Die Wiederholbarkeit der Ergebnisse ist wichtig, weil auch die Aufführung der Ergebnisse grundlegender Bestandteil des Projektes ist. Das kann so aussehen, dass professionelle Musiker die Kompositionen der Kinder aufführen. Thomas Taxus Beck erinnert sich, wie begeistert die Kinder waren, als die Profimusiker bei einem Konzert ihre Stücke spielten: „Lindblom und Tang hatten vier Stücke der Kinder geprobt.
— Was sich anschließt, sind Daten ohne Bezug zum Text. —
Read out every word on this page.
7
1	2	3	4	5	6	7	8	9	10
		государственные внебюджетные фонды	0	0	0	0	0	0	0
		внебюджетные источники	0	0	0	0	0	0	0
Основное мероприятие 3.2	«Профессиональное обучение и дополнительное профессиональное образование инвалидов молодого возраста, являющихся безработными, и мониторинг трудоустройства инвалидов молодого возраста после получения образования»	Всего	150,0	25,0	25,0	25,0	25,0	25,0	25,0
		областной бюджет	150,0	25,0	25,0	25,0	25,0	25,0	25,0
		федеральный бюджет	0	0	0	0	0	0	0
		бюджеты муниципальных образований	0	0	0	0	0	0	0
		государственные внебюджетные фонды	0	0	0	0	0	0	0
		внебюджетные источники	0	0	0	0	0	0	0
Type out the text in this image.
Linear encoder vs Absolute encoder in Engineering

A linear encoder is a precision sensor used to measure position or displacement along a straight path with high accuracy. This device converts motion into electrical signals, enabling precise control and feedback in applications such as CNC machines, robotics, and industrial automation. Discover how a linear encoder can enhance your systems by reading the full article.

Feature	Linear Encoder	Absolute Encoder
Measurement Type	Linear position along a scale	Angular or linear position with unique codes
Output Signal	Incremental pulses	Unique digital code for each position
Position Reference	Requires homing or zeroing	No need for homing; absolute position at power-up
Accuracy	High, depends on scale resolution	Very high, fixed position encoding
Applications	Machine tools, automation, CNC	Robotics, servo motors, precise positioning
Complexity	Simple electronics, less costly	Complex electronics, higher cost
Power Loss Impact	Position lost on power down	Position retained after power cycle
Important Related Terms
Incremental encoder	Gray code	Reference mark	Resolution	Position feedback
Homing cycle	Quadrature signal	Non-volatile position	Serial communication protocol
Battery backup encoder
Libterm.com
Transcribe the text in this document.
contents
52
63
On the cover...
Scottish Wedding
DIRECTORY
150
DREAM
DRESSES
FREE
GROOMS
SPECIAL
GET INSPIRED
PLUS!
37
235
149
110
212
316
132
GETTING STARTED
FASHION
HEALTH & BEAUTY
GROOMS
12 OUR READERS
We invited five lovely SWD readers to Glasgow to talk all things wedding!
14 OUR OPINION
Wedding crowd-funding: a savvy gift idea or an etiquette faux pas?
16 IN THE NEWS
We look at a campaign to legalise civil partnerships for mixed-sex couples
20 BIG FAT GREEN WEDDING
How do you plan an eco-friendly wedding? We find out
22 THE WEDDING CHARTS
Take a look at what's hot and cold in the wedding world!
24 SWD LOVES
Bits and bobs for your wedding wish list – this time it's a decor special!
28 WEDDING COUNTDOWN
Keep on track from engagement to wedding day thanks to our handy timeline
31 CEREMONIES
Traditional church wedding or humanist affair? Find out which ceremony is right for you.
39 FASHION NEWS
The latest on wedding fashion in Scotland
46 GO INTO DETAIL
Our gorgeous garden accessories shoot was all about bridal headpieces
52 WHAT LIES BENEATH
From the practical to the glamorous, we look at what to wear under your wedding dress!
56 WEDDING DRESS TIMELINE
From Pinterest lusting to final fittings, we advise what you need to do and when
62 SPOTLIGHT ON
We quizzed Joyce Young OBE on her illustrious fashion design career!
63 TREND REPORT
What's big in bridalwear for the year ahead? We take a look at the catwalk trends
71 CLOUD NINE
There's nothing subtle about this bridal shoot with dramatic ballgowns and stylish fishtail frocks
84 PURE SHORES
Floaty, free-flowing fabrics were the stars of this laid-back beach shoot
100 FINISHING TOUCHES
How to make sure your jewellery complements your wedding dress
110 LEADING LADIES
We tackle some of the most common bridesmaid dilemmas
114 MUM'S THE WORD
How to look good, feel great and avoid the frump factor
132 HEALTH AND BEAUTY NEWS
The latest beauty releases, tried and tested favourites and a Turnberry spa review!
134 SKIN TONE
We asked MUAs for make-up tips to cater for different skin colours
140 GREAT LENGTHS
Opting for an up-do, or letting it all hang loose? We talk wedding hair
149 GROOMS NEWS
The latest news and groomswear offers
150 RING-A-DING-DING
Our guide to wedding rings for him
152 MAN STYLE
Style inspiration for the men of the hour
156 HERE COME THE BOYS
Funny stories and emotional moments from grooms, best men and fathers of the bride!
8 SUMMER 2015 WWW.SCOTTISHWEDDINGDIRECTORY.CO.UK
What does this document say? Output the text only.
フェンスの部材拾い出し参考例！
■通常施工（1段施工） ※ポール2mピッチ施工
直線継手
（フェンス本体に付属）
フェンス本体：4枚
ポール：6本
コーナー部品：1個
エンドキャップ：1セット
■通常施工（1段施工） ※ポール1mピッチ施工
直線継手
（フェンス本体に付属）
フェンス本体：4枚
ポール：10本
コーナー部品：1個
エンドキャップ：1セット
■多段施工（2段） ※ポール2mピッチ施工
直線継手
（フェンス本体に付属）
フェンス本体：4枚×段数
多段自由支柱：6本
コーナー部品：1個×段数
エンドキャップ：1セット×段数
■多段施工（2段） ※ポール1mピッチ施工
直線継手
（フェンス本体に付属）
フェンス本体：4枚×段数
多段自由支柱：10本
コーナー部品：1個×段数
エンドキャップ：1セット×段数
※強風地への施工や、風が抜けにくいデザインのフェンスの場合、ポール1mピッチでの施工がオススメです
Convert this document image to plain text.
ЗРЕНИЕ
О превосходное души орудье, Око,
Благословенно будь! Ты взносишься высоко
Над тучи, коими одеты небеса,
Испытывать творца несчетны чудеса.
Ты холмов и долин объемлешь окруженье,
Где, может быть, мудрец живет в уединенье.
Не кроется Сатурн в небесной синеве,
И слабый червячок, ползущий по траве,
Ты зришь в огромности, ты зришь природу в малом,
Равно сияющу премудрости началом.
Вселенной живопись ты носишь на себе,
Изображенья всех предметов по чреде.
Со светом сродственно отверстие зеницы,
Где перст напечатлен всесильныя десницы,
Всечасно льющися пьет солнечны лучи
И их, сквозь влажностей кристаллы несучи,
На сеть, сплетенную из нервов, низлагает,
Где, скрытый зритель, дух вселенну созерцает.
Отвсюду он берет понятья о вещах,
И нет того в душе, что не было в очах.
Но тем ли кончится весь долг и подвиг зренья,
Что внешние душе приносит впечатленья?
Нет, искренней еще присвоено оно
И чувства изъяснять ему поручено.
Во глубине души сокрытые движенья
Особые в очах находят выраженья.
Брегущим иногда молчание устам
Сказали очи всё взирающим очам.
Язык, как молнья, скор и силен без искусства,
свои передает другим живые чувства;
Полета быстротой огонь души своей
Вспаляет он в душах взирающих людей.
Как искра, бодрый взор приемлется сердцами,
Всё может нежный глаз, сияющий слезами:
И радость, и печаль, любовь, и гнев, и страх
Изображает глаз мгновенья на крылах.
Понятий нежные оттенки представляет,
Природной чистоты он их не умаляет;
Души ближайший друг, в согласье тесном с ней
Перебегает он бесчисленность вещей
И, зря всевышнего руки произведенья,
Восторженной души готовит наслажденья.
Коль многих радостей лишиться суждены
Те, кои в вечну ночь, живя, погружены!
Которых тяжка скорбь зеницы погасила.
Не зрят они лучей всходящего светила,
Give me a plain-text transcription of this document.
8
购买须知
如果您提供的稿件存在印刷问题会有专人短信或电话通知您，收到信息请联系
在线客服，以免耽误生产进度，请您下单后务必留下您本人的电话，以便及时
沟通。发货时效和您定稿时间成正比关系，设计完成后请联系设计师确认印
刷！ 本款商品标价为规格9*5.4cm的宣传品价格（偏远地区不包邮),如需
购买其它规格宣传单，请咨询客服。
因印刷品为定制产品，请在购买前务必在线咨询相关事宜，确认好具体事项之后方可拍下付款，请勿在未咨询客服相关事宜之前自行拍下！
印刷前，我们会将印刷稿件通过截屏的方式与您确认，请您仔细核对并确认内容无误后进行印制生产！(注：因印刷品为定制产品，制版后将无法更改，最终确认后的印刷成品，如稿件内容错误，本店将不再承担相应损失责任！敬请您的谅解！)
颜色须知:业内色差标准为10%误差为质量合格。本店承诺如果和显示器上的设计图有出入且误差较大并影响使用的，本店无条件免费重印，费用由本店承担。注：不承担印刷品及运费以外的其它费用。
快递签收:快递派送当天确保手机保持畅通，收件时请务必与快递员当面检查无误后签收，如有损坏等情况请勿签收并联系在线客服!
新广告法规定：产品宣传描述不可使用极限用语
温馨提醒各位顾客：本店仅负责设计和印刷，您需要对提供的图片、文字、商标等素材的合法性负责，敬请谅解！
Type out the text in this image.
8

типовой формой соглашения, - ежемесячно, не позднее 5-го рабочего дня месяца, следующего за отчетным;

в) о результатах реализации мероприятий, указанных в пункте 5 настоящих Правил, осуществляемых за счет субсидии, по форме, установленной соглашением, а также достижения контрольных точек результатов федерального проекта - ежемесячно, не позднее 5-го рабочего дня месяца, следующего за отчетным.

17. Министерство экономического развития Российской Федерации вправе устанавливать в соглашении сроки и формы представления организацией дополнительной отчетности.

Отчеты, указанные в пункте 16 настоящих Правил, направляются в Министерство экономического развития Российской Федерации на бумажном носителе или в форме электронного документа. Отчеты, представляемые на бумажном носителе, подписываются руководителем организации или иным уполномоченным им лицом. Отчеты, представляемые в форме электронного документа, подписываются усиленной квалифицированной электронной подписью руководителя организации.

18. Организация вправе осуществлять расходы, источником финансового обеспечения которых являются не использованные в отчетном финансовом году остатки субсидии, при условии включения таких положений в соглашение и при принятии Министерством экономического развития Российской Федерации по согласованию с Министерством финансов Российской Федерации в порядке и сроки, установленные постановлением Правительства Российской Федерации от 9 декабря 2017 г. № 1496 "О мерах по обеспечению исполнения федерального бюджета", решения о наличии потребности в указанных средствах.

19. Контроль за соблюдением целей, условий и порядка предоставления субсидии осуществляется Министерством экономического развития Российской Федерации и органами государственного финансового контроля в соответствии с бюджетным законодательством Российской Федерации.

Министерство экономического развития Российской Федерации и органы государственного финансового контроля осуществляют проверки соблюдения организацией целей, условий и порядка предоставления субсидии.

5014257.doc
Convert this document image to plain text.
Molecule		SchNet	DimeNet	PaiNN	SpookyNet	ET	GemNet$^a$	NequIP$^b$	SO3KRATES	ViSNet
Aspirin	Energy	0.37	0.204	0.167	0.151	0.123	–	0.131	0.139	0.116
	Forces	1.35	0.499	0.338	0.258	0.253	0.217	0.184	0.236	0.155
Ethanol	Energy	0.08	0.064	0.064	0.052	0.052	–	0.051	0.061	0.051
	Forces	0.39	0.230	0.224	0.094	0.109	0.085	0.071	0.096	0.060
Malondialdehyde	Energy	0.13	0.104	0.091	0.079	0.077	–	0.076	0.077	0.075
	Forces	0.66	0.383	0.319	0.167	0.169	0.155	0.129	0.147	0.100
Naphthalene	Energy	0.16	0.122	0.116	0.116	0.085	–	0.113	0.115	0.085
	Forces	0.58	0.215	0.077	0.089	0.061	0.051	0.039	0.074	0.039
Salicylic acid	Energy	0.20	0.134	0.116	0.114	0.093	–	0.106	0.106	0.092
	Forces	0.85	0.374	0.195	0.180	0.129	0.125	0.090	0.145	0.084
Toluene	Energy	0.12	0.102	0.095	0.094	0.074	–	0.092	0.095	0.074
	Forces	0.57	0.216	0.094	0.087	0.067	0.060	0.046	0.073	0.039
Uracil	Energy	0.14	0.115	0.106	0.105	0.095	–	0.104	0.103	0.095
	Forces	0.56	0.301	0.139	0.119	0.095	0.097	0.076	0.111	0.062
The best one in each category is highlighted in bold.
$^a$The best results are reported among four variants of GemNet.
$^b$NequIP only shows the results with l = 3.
Die Kompositionen reichten von strukturell präzisen wellenartigen Strukturen über genaueste Angaben zu Dynamik und Tempo bis hin zu fantasievollen ‚Zwiegesprächen zwischen Stimme und Kontrabass‘.“ Die Kinder vom Manderscheider Platz bringen aber auch selbst regelmäßig ihre Werke auf die Bühne. Bei MuProMandi erwerben sie somit Kompetenzen im Bereich der Bühnenpräsenz und Performance. Anna Lindblom berichtet, wie sie hierfür mit einer Klasse „Magische Momente“ erkundete: „Die Kinder hatten sofort Ideen, was das sein könnte, ein magischer Moment. Zum Beispiel: Die Spannung im Bauch, wenn ein Theaterstück anfängt und es im Saal dunkel wird. Wir haben besprochen, wie wir diesen ‚Magischen Moment‘ in unserer Vorführung auch ohne Dunkelheit hinbekommen können. Von den Kindern kam sofort der Vorschlag: Durch Stille!“

Der nächste Auftritt zeichnet sich schon ab: „Die 4. Klassen erfinden im kommenden Frühjahr ein musikalisches Bühnenstück unter dem Titel ‚Zauberwald‘“, erzählt Thomas Gläßer von der Offenen Jazz Haus Schule. Unterstützt werden sie diesmal unter anderem von der Geigerin Gunda Gottschalk und der Pina-Bausch-Tänzerin Chrystel Guillebeaud.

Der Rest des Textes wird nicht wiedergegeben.